33.         En l'espèce, les manquements reprochés se rapportent à des règles essentielles visant à assurer la sécurité d'un chantier aux fins de prévenir des risques d'accidents potentiellement graves pour les ouvriers y travaillant, ce qui justifie une amende qui ne peut être réduite, comme demandé par le recourant, au minimum légal de CHF 100.-.

Cependant, le département a, dans sa décision, tenu compte à tort du fait qu'il s'agissait d'un cas de récidive. En effet, si une amende administrative de CHF 3'000.- a déjà été infligée à la recourante, les manquements et la procédure les sanctionnant se sont déroulés parallèlement à la présente procédure. Partant, ces éléments ne peuvent être pris en compte au titre de récidive.
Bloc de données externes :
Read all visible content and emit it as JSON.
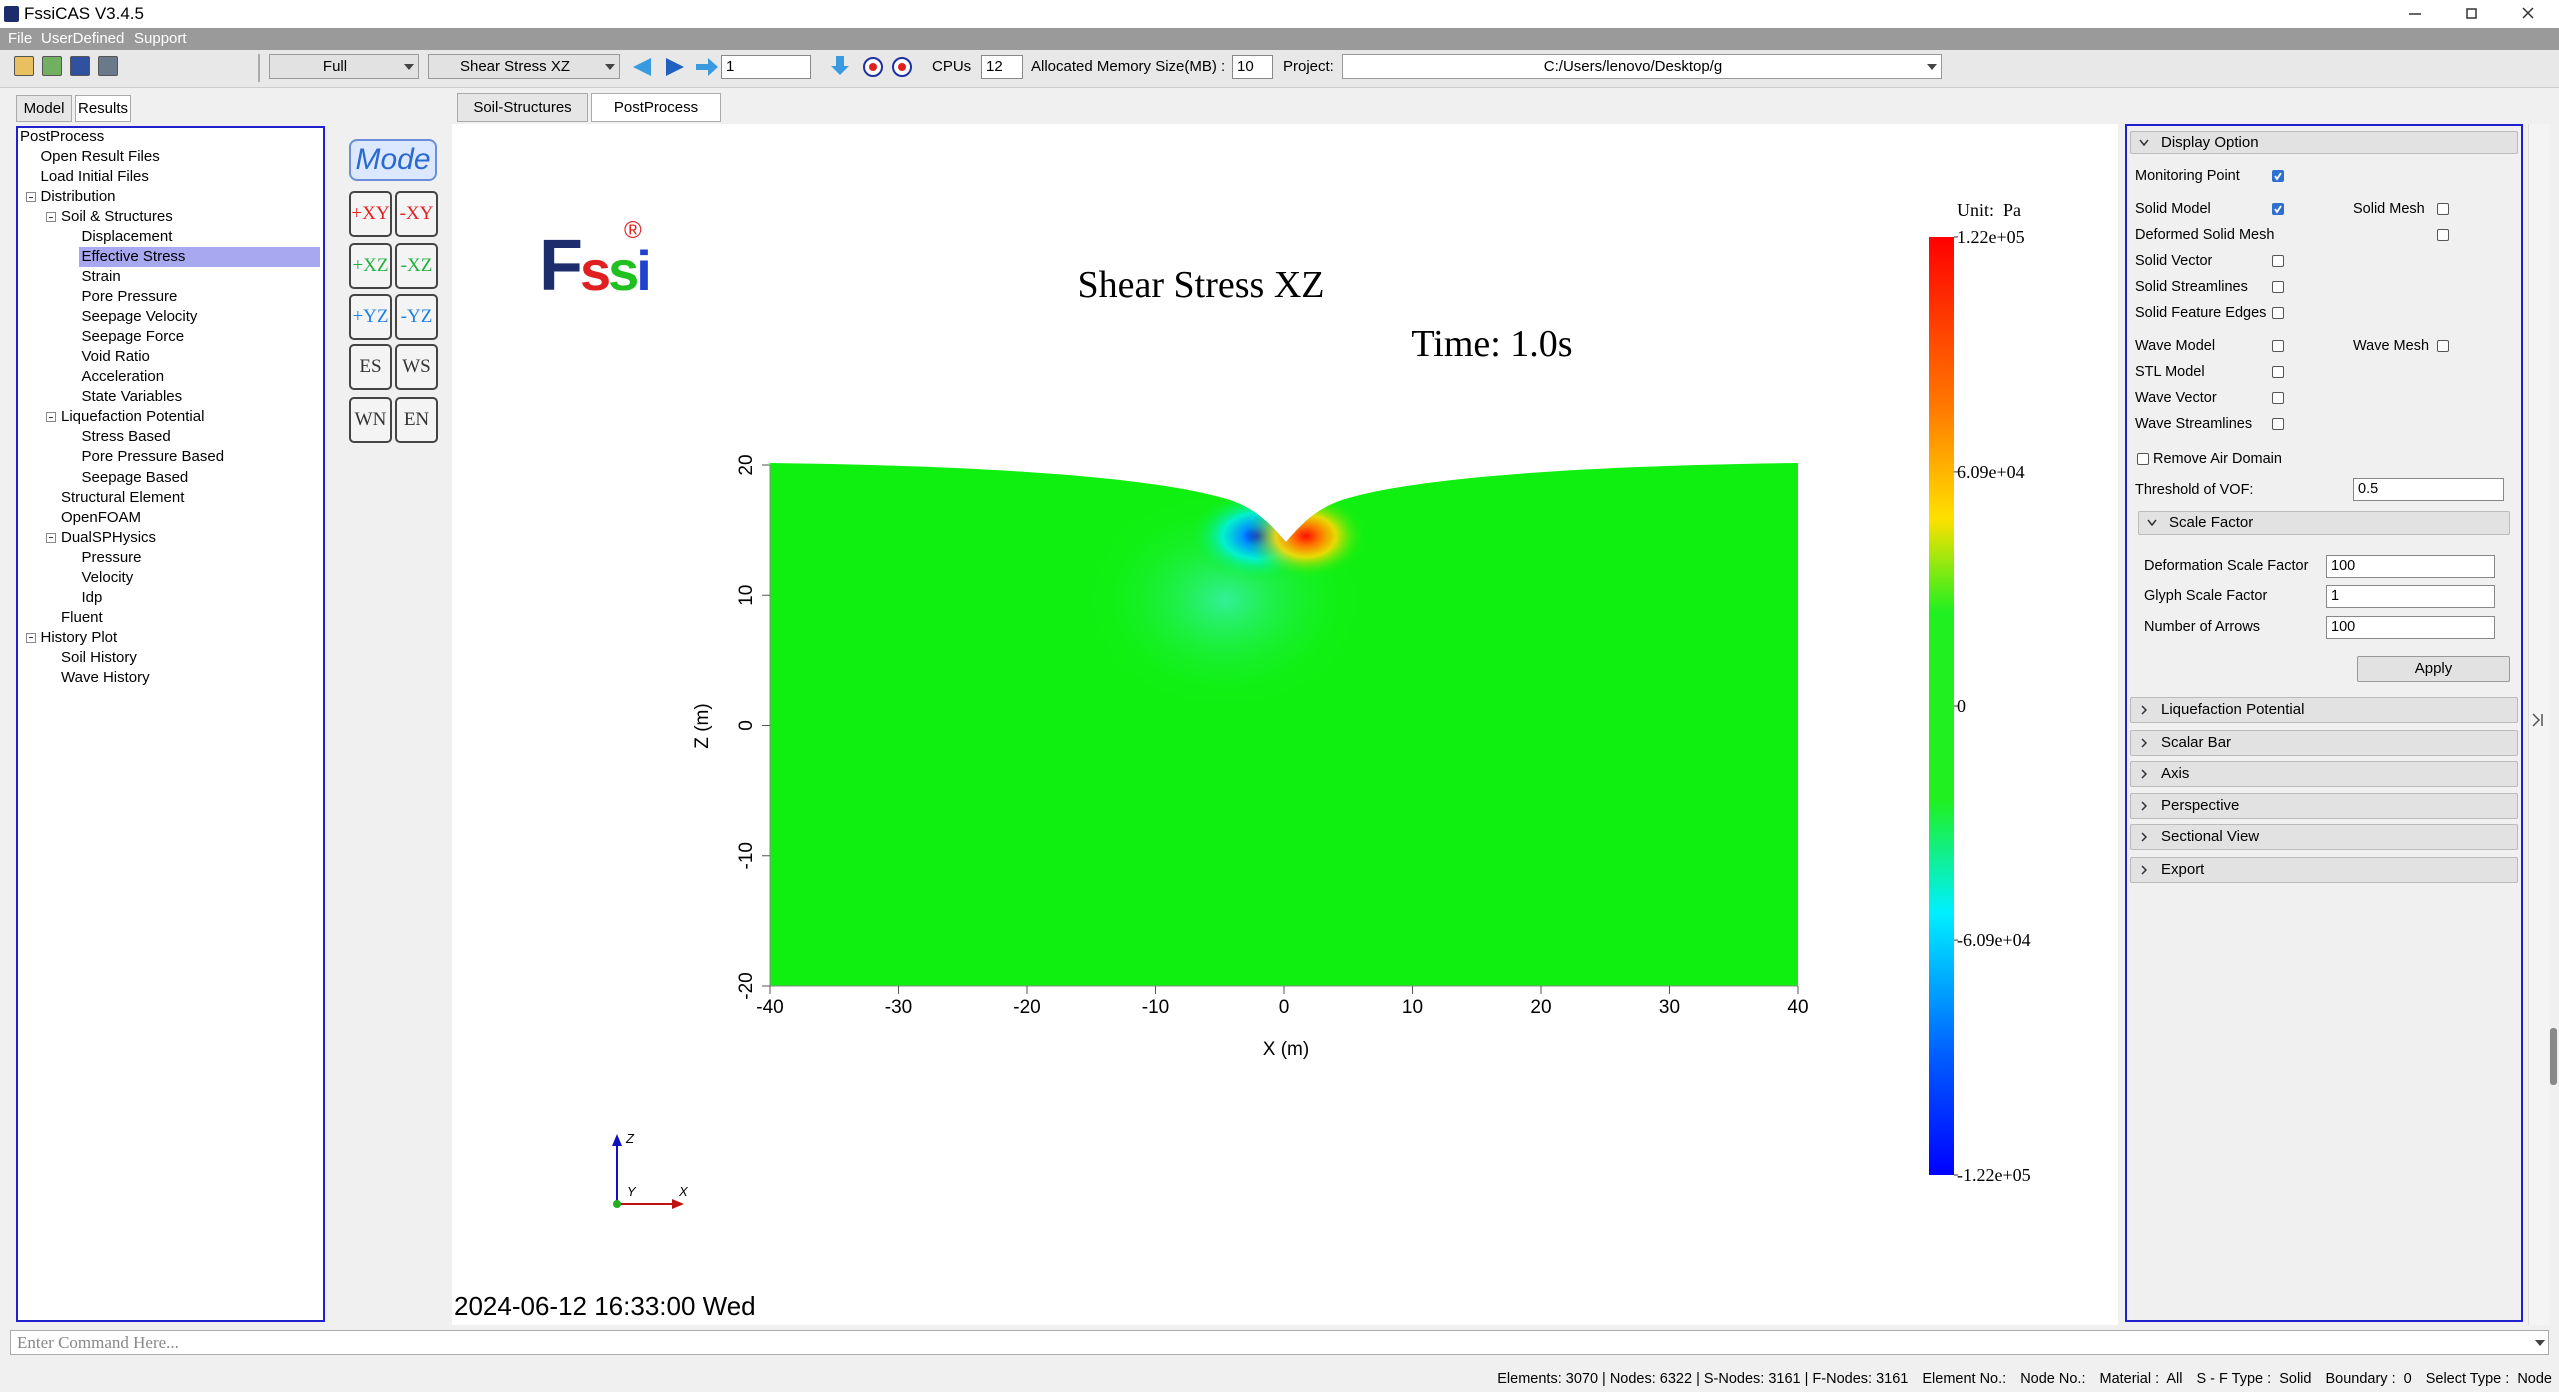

Dès lors, en raison des manquements constatés mais en tenant compte de l'absence d'antécédents de la recourante, de la jurisprudence rappelée ci-dessus et de la fourchette fixée par l'art. 137 al. 1 LCI, le tribunal estime qu’une amende de CHF 5'000.- est disproportionnée ; le montant de l'amende sera ainsi réduit à CHF 2'000.-, montant qui apparait plus conforme au principe de proportionnalité.

Le tribunal relèvera enfin que la recourante n'a pas démontré ni même allégué que le paiement de la somme de CHF 5'000.-, a fortiori de CHF 2'000.- la placerait dans une situation financière difficile (cf. not ATA/886/2014 du 11 novembre 2014 ; ATA/455/2009 du 15 septembre 2009 ; ATA/614/2008 du 9 décembre 2008 ; ATA/632/2007 du 11 décembre 2007). En effet, elle s'est contentée d'indiquer que la situation actuelle était difficile, sans en apporter aucun justificatif.

34.         Dans ces circonstances, le recours sera partiellement admis et la décision querellée annulée en tant qu'elle fixe le montant de l'amende à CHF 5'000.-; ce montant sera réduit à CHF 2'000.-.

35.         En application des art. 87 al. 1 LPA et 1 et 2 du règlement sur les frais, émoluments et indemnités en procédure administrative du 30 juillet 1986 (RFPA - E 5 10.03), la recourante, qui n’obtient que très partiellement gain de cause, est condamnée au paiement d’un émolument s'élevant à CHF 500.- ; il est couvert par l’avance de frais versée à la suite du dépôt du recours.

36.         Vu l’issue du litige, aucune indemnité de procédure ne sera allouée (art. 87 al. 2 LPA).


PAR CES MOTIFS

LE TRIBUNAL ADMINISTRATIF

DE PREMIÈRE INSTANCE

1.             déclare recevable le recours interjeté le 17 décembre 2020 par A______ Sàrl contre la décision du département du territoire du 24 novembre 2020 ;

2.             l’admet partiellement ;

3.             annule la décision précitée en tant qu’elle fixe le montant de l’amende infligée à CHF 5'000.- ;

4.             réduit le montant de cette amende à CHF 2'000.- ;

5.             confirme ladite décision pour le surplus ;

6.             met à la charge de la recourante un émolument réduit de CHF 500.-, lequel est couvert par l'avance de frais ;

7.             ordonne la restitution à la recourante du solde de l’avance de frais de CHF 100.- ;

8.             dit qu’il n’est pas alloué d’indemnité de procédure ;

9.             dit que, conformément aux art. 132 LOJ, 62 al. 1 let. a et 65 LPA, le présent jugement est susceptible de faire l'objet d'un recours auprès de la chambre administrative de la Cour de justice (10 rue de Saint-Léger, case postale 1956, 1211 Genève 1) dans les trente jours à compter de sa notification. L'acte de recours doit être dûment motivé et contenir, sous peine d'irrecevabilité, la désignation du jugement attaqué et les conclusions du recourant. Il doit être accompagné du présent jugement et des autres pièces dont dispose le recourant.

Siégeant : Sophie CORNIOLEY BERGER, présidente, Patrick BLASER et Bénédicte MONTANT, juges assesseurs.

Au nom du Tribunal :

La présidente

Sophie CORNIOLEY BERGER

Copie conforme de ce jugement est communiquée aux parties.